Thursday, December 02, 2004

Target May Face Backlash on Salvation Army

MINNEAPOLIS -- A backlash could be brewing against Target Corp. after it decided to ban Salvation Army bell-ringers and their red kettles from its store entrances this holiday season.

The company announced the decision months ago, but the criticism didn't start to mount until Salvation Army officials recently noted the problems it could cause to their fund raising plans, and shoppers noticed the bell ringers' absence.
I do 100 percent of my shopping online, last night I finished my gift purchasing needs at 2 am in my underwear, so this Target thing doesn't really affect me, but I am torn.

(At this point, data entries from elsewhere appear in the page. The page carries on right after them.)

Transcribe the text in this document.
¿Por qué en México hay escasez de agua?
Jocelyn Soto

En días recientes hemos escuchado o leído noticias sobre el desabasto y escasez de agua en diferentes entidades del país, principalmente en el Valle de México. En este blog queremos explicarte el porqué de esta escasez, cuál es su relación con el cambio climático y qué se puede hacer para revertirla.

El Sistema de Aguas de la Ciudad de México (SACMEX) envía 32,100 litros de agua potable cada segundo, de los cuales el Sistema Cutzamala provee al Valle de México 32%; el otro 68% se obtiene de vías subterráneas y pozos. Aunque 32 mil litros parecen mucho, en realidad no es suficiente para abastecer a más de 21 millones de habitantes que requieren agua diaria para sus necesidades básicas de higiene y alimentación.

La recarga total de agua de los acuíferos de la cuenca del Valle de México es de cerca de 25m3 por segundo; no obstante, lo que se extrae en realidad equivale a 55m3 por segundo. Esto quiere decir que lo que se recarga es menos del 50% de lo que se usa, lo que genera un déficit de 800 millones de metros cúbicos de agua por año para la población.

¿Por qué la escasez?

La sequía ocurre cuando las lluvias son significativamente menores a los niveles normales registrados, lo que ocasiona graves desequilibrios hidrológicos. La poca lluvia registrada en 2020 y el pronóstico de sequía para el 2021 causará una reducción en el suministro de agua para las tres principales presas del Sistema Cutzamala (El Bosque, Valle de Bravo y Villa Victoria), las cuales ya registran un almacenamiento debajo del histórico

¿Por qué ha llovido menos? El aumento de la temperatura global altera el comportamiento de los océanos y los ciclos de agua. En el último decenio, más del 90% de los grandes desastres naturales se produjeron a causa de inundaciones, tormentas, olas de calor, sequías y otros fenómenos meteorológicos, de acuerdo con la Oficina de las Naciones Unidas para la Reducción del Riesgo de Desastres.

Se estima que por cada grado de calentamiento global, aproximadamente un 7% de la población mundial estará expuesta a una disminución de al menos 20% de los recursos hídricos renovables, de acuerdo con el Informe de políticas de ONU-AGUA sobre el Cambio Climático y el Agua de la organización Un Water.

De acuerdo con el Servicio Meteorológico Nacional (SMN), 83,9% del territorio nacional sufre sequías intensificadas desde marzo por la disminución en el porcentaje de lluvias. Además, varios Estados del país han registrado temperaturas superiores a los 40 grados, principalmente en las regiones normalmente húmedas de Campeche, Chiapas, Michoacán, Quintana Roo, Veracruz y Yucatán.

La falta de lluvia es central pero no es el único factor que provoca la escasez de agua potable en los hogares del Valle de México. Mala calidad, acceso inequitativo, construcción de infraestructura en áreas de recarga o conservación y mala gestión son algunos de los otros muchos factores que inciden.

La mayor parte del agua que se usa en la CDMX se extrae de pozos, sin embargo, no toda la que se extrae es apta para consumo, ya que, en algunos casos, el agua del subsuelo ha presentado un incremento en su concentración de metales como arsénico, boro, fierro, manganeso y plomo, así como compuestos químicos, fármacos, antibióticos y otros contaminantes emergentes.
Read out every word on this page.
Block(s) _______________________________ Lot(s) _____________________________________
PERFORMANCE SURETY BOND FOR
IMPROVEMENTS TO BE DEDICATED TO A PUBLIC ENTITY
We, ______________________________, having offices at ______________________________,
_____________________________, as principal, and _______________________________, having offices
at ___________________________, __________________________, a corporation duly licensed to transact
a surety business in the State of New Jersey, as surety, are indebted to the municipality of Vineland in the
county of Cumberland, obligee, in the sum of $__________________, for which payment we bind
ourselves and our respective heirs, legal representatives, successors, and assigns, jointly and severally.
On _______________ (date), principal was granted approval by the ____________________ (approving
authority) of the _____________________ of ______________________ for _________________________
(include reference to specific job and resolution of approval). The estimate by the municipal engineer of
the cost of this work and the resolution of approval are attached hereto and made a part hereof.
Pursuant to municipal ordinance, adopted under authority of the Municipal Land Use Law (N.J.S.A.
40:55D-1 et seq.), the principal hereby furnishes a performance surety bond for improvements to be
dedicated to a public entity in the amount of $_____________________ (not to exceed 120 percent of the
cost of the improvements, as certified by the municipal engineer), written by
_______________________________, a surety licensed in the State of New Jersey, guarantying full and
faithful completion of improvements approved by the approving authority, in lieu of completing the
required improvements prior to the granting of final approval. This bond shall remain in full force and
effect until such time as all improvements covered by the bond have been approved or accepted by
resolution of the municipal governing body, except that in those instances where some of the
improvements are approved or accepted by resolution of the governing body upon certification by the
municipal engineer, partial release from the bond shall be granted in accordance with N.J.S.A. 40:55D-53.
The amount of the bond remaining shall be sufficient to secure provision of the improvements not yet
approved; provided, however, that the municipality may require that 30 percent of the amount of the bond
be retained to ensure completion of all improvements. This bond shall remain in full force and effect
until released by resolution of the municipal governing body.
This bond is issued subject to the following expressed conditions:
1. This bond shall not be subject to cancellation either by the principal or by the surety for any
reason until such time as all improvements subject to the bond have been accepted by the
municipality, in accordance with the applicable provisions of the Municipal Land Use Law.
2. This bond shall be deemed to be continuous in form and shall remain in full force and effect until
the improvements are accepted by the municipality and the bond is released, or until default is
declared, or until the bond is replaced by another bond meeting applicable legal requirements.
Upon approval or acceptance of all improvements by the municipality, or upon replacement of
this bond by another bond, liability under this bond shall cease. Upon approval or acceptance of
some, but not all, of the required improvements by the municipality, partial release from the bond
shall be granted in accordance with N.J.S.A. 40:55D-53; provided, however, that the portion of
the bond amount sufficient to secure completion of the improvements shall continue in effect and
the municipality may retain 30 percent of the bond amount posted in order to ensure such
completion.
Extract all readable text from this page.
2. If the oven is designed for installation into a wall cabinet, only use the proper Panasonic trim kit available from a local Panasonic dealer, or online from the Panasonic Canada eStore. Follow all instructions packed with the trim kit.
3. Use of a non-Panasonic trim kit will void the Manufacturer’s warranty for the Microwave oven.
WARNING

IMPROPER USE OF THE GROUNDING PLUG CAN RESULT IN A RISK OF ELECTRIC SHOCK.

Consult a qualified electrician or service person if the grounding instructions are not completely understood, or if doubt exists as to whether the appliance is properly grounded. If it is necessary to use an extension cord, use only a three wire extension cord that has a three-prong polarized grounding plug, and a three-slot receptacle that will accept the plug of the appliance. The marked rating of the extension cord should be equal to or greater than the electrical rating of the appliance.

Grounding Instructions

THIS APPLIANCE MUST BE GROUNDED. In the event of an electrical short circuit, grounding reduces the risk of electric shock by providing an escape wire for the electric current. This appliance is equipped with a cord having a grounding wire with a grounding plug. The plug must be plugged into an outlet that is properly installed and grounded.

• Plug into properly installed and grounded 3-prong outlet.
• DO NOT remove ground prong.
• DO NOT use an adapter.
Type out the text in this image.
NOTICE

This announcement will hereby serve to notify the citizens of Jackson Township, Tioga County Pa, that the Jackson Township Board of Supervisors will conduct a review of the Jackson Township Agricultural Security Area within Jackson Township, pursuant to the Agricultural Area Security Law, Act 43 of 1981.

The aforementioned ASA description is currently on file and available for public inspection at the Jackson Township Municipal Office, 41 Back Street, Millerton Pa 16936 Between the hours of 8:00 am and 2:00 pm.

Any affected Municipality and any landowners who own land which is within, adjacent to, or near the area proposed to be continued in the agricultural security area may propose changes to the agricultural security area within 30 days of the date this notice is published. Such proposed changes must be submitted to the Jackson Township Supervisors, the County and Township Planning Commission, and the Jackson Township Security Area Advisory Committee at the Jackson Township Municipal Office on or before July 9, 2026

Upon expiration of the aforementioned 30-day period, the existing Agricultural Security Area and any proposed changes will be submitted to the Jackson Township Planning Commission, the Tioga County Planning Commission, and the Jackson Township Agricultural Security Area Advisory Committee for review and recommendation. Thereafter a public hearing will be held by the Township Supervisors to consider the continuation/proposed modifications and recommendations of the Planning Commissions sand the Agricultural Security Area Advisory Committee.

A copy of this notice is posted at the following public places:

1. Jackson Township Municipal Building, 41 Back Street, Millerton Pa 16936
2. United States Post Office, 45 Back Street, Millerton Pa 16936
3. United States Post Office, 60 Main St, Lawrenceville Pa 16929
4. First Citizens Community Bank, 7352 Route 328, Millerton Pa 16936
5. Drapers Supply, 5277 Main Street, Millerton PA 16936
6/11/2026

Target clearly has a "No solicitation" rule and although The Salvation Army is a noble cause, rules are rules are rules.

There aren't bell ringers infront of Home Depot or Circuit City, but I don't see stupid emails from people with AOL accounts wanting me to read this and what... feel sorry, start a grass roots boycot.
Target donates more than $100 million a year to charity and already contributes to the Salvation Army through the United Way.

In addition, Target is a member of the Salvation Army's Web shopping site, http:, which generates donations to the Salvation Army based on purchases from participating retailers.

100 million bucks, that is not peanuts... but I will leave the scam that is the United Way for another day.